Fear gripped Darcy’s heart.  He had not seen her on any of the paths.  Could Elizabeth be injured, perhaps dying, somewhere in his aunt’s grounds?  “We need to form search parties.  Send word to the stable to have our horses prepared, and have all the men of the estate and Hunsford join the search.  And we should alert the physician.  Perhaps we should send to Town, for my personal physician.  Who knows what injuries Miss Bennet may have?  If she has not returned to the parsonage, she may be severely injured.”

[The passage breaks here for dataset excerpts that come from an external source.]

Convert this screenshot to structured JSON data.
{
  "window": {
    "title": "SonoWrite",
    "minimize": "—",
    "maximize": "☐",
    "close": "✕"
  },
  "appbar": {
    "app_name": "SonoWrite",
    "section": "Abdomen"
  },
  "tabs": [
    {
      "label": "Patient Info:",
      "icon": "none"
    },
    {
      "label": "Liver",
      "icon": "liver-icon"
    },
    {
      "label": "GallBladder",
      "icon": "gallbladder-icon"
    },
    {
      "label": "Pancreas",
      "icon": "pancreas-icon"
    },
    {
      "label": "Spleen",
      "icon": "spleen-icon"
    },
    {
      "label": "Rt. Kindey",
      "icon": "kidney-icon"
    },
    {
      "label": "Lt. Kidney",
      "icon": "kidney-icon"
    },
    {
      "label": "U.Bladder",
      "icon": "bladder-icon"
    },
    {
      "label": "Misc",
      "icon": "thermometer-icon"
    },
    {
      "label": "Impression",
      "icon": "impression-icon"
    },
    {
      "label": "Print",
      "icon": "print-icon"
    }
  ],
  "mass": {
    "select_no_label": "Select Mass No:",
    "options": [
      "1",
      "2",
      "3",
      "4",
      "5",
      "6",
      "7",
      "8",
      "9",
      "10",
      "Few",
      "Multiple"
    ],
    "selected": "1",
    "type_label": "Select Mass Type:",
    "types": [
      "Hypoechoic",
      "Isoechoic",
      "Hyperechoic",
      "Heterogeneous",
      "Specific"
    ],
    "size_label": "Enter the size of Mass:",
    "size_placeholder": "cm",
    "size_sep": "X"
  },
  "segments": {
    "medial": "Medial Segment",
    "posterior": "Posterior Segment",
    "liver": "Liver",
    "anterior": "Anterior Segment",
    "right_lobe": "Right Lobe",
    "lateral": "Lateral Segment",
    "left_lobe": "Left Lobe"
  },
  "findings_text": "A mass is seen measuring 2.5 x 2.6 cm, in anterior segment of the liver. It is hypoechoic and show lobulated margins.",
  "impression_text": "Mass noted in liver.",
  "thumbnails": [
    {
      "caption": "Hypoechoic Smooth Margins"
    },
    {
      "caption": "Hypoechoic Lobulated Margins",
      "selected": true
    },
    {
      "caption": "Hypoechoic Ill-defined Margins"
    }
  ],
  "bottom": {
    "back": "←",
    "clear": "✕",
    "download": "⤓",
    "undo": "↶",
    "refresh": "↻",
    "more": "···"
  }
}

Richard was well aware that his cousin was in love with Miss Bennet.  It was clear to anyone who knew him.  Even Lady Catherine had noticed Darcy’s behavior when in the presence of the young lady from Hertfordshire, which irritated his aunt.  Anne did not care, as she never bothered with anything going on around her.  If she noticed anything, she would have realized that Richard was in love with her.  For years, all Richard heard was how Darcy was to marry Anne, uniting their two estates.  The fact that his cousin was one of the wealthiest men in England, and could have any lady he wished, was always present.  Everywhere they went, Richard was ignored for his younger cousin.  Even after Richard had been promoted, and awarded medals for his service in the war against the French, he was still ignored by most people, including his own parents.  Lord and Lady Matlock had their heir in the colonel’s elder brother. He was the second born, the spare.  Darcy was the only son and had inherited his father’s estate and holdings.  What meed did Darcy have for Rosings, and most of all, Anne?

“You go ahead, Darcy.  Go find your bit of muslin.”

Darcy turned towards his cousin, frowning.  “What do you mean by that comment?”

“It is obvious that you are in love with her.  Do you think our aunt is ignorant of your infatuation with Miss Bennet?  Are you planning to install Miss Bennet on Pemberley’s land, a cottage for her, so you can visit your mistress?”

Fury grew in an instant.  “How dare you speak of a lady in such a manner?  I have no intention of making Miss Bennet, or any other lady, my mistress.  I plan to ask her for her hand in marriage.”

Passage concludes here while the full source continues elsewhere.